The poles or "piling" are logs from 80-year old Douglas-fir trees. They are a maximum of 60 feet in length and are embedded up to 20 feet into the river bottom. The rows of pilings were used during the log sorting and raft making process.
Logging
Logging has long been an important industry in Clatsop County. This site was crucial to getting the logs to a consumer. Here logs were sorted, bundled and pushed into rafts that were towed to local mills or to ports along the Columbia River to be exported.
Boomsticks
Twelve to fourteen 64-foot logs chained end to end made up each side of a sorting pocket called a "boomstick." The broomstick was placed between rows of pilings where it was then filled with bundles of logs. A full broomstick made a log raft.
Rafts
A raft held about one hundred bundles of logs. Each bundle held 24 to 36 logs depending on log diameter, length and species. A completed raft was 50 fee across and 820 feet long, about the length of three football fields! It took approximately 12 to 13 log rafts to fill an ocean-going ship.
Log Broncs
Working with the out-going tide, "log broncs." small one-man boats, pushed bundled logs of hemlock, spruce, alder, fir and cedar into boomsticks. At one time six or seven bronc operators
worked on the river.
Stiff Booms
What appear to be small islands between the pilings were once walkways called "stiff booms." They were built between and around the piling and designed to rise and fall with the tides. Before strapping and bundling, crews walked these stiff booms using pike poles to push loose logs into the broomstick.
Dolphins
A single piling was not strong enough to hold broomsticks during tidal changes, so three to six pilings were cabled together and called "dolphins." When a broomstick was full, a large tugboat towed the completed raft down river. The raft was then tied to a dolphin on the Lewis and Clark River or in Youngs Bay to await its final destination.
Metal Pilings
Wooden pilings were often damaged during raft towing and needed to be replaced. An expensive permit was needed for each piling driven into the river bottom. Metal tubes, originally used to transport wood chips at pulp mills, were brought in to cover and preserve the wooden pilings already in place. This "recycling" effort helped reduce cost as no permit was needed to cover a pre-existing piling.
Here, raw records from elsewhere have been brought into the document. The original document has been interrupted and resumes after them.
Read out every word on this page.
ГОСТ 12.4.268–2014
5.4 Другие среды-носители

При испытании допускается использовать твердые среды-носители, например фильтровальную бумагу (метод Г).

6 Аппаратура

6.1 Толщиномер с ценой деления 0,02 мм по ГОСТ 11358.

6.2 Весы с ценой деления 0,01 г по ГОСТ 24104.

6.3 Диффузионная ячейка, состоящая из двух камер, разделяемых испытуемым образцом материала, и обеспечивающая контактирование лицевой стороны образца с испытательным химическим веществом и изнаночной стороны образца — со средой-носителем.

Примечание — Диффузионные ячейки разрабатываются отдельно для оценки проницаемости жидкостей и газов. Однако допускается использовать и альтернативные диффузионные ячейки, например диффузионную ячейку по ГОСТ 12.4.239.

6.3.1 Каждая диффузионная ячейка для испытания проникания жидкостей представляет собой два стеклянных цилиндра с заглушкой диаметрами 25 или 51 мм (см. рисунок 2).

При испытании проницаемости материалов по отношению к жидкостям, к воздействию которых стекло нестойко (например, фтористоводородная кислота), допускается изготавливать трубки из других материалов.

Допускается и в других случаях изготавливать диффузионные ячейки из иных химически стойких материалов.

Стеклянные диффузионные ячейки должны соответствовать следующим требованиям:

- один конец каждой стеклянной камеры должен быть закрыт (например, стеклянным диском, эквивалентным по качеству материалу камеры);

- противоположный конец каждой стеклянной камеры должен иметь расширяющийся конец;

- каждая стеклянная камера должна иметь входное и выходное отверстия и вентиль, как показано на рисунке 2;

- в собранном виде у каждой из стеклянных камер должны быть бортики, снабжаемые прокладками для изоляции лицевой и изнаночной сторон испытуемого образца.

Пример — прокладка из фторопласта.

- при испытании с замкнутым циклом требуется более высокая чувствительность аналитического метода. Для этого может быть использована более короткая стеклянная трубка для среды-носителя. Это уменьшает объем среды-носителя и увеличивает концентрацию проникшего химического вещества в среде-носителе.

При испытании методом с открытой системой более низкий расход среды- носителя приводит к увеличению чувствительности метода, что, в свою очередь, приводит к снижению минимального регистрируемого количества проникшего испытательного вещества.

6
When the Lewis and Clark Expedition wintered here, in 1805-96, much of the shoreline of this river was open marsh an forested swamp. The sort yard described on this panel made Netual Landing an industrial site. Since then, businesses; the wood products industry, local school groups, volunteers, and the National Park Service have worked together to make it into a place for both wildlife and people.
Pileated woodpeckers and purple martins now hunt for food and rest on the old wooden pilings. River otters play around the pilings. Small bones have been found on the stiff booms: probably left by animals using them as a feeding place.